# black-eyed peas still hard



## Mooselover

been in the crockpot for almost 24 hr on low. they're harder than i'd like so i'll leave'm in for another 24 if necessary :viking: soaked'm overnight....followed the all the 'bean-rules', etc. will cooking for another 24 soften them? this is the second time i've done this....i'm getting a little :Bawling: :fussin:with the black-eyed peas!!!!!


----------



## vicker

Maybe your pot isn't getting hot enough. Try it on high for a couple 3 hours. 
Are you at high elevation?


----------



## lathermaker

Either you crockpot isn't working properly or your black-eyed peas are very old. They shouldn't be taking any where close to that long to cook. In fact, I wouldn't eat 'em if they've been cooking that long...the temp evidently isn't hot enough....sounds like a good way to get food poisoning....


----------



## InvalidID

I dunno why but I came in here thinking of the group Black Eyed Peas... I was thinking hard?
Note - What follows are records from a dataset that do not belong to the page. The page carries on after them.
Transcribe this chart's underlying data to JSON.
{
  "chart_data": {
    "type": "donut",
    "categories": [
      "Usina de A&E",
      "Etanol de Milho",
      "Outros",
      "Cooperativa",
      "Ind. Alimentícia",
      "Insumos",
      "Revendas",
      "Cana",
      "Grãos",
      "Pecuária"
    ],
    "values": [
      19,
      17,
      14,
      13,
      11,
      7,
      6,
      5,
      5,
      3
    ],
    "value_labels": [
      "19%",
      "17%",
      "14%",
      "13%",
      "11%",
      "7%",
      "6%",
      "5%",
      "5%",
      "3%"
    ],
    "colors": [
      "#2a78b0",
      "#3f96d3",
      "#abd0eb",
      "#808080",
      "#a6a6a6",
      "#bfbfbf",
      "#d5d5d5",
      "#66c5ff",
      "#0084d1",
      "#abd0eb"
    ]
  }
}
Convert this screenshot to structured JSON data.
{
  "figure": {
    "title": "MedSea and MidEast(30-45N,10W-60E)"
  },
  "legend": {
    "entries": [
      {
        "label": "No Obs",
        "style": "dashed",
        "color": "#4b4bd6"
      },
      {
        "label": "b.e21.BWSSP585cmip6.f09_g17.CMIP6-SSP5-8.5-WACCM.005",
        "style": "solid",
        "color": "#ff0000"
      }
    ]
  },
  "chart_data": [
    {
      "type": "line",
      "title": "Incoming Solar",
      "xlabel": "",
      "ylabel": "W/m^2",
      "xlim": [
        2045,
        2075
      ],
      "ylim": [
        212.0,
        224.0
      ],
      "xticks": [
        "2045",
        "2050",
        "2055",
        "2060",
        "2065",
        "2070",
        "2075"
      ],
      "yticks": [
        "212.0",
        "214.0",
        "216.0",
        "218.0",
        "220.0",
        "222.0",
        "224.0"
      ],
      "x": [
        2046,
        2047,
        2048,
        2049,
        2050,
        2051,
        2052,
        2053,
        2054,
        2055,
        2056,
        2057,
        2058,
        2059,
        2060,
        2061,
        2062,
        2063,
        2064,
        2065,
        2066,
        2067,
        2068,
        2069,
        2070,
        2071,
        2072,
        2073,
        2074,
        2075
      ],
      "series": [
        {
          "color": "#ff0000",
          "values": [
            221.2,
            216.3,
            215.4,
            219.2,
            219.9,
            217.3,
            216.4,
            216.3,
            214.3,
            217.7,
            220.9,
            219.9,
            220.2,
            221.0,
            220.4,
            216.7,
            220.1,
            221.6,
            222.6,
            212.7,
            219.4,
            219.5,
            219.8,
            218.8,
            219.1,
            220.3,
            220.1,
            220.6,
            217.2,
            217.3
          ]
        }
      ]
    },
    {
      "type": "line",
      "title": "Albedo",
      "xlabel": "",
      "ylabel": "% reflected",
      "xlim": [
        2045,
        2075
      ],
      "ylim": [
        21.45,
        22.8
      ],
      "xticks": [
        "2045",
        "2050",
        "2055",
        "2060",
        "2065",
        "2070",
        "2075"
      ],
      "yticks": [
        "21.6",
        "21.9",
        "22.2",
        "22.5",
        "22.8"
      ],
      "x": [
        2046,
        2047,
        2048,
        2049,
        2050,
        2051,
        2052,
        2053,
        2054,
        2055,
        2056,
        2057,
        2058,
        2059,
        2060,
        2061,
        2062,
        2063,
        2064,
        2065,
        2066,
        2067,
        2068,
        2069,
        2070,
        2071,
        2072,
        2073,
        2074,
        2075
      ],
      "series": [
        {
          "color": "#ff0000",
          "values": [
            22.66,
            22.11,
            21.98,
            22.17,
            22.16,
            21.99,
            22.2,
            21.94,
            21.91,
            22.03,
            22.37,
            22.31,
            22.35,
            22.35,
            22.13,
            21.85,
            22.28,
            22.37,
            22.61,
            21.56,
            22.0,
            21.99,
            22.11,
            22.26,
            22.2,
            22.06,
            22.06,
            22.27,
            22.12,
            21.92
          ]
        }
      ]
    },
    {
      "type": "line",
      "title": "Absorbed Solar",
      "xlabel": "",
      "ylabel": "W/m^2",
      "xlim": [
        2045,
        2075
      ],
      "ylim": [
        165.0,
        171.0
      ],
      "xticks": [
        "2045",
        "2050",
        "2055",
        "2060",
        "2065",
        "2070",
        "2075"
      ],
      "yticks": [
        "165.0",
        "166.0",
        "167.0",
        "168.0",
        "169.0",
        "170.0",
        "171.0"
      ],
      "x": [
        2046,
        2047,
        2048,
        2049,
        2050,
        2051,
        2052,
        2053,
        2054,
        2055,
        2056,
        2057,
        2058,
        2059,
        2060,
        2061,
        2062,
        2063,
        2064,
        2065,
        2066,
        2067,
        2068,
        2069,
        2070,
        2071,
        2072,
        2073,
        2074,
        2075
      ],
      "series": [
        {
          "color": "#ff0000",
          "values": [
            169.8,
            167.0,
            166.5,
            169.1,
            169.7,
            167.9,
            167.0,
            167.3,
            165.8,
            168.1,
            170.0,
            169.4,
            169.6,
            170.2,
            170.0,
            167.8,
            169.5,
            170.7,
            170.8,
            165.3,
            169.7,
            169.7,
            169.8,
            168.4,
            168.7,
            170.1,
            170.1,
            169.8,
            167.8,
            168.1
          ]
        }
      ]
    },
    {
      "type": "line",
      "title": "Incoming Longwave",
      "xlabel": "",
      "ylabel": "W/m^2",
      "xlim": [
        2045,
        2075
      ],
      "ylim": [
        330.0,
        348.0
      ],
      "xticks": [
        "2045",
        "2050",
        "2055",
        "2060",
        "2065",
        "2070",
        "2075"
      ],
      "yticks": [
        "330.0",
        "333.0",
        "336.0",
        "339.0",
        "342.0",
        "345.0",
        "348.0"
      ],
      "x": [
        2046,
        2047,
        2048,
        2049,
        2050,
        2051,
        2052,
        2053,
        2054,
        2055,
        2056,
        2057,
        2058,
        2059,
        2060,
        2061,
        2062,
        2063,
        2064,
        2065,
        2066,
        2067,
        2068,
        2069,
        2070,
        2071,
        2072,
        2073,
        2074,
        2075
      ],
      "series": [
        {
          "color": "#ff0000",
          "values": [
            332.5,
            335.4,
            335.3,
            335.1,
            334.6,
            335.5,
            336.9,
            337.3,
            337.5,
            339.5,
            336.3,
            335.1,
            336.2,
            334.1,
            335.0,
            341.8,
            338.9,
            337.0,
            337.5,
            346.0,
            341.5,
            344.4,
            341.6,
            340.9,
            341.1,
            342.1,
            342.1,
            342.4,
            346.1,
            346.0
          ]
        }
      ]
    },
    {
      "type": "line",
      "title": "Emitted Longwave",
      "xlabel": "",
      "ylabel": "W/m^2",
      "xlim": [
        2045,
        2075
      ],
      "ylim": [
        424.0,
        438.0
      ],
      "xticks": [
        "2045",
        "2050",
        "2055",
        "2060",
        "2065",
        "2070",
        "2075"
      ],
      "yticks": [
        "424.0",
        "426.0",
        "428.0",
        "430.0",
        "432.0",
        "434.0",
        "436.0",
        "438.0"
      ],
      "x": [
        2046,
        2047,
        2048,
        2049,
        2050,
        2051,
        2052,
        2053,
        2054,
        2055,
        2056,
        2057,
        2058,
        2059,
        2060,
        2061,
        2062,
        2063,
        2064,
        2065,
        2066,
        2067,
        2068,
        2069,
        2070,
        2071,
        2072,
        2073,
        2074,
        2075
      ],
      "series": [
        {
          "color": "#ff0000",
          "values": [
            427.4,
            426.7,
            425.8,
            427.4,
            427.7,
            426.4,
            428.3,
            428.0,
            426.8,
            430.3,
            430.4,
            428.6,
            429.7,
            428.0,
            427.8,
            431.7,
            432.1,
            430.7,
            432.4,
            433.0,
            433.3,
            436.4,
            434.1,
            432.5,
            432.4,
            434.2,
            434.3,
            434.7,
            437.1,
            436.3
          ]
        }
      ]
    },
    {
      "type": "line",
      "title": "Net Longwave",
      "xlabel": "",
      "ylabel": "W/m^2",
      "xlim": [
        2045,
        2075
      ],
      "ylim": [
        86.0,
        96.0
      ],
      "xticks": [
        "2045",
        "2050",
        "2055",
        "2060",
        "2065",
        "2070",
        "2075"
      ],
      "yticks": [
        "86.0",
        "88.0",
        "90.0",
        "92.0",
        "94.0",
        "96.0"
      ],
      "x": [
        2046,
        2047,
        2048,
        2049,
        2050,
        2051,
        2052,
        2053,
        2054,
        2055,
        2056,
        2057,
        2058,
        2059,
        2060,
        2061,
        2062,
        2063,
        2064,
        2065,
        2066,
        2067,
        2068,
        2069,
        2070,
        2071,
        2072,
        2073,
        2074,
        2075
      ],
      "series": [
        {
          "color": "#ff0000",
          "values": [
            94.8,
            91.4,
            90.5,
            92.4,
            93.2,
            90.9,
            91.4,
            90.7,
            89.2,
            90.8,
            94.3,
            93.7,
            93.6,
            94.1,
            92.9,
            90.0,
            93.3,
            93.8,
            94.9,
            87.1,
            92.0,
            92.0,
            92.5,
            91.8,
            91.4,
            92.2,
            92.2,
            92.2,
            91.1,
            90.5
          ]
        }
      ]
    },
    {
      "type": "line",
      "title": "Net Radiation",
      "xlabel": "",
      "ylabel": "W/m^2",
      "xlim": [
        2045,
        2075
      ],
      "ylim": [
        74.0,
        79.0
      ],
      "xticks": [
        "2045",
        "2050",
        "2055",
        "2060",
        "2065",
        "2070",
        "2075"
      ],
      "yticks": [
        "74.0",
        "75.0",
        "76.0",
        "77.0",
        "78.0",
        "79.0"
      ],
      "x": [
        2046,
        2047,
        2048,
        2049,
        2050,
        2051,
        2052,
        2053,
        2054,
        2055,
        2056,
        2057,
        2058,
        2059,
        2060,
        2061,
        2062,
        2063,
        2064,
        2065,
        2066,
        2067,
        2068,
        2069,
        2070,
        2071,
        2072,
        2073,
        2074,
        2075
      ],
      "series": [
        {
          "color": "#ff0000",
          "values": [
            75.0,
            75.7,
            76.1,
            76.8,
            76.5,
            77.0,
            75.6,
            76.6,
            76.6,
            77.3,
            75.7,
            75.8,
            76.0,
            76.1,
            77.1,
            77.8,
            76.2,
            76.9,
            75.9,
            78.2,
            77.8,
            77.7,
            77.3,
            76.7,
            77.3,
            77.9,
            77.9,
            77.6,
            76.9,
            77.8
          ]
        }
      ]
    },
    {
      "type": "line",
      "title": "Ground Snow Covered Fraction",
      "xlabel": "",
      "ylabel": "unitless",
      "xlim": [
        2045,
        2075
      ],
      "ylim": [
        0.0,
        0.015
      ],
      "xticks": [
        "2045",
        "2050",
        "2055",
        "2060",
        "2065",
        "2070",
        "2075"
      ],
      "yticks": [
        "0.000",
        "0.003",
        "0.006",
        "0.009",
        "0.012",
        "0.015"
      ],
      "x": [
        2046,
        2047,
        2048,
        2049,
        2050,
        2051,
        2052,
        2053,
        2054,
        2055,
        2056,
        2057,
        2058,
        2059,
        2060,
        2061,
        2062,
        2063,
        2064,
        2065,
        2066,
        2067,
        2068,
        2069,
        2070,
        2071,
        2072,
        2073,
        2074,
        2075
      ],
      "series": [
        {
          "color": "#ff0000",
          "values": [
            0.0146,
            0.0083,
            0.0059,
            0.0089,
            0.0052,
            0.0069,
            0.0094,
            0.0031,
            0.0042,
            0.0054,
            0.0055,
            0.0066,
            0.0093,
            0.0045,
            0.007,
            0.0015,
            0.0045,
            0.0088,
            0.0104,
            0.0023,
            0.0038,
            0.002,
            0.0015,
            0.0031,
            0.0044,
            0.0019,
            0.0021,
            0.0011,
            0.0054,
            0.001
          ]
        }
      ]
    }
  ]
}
They were never hard to begin with... Opps.


----------



## vicker

Yes, I cook mine on the stove, and without soaking they take only slightly over an hour.


----------



## Mooselover

moose-thanx for everyone's input. it could be that i was cooking old beans on too low heat. i ended up cooking them for another 24 on low and they softened up.....AND tasted fantastic!!! lathermaker, many many moose-thanks for the heads-up about food poisoning. i hadn't thought about that. won't be cooking old beans on low heat in a crockpot again. dodged the 'food poisoning-bullet' this time!!


----------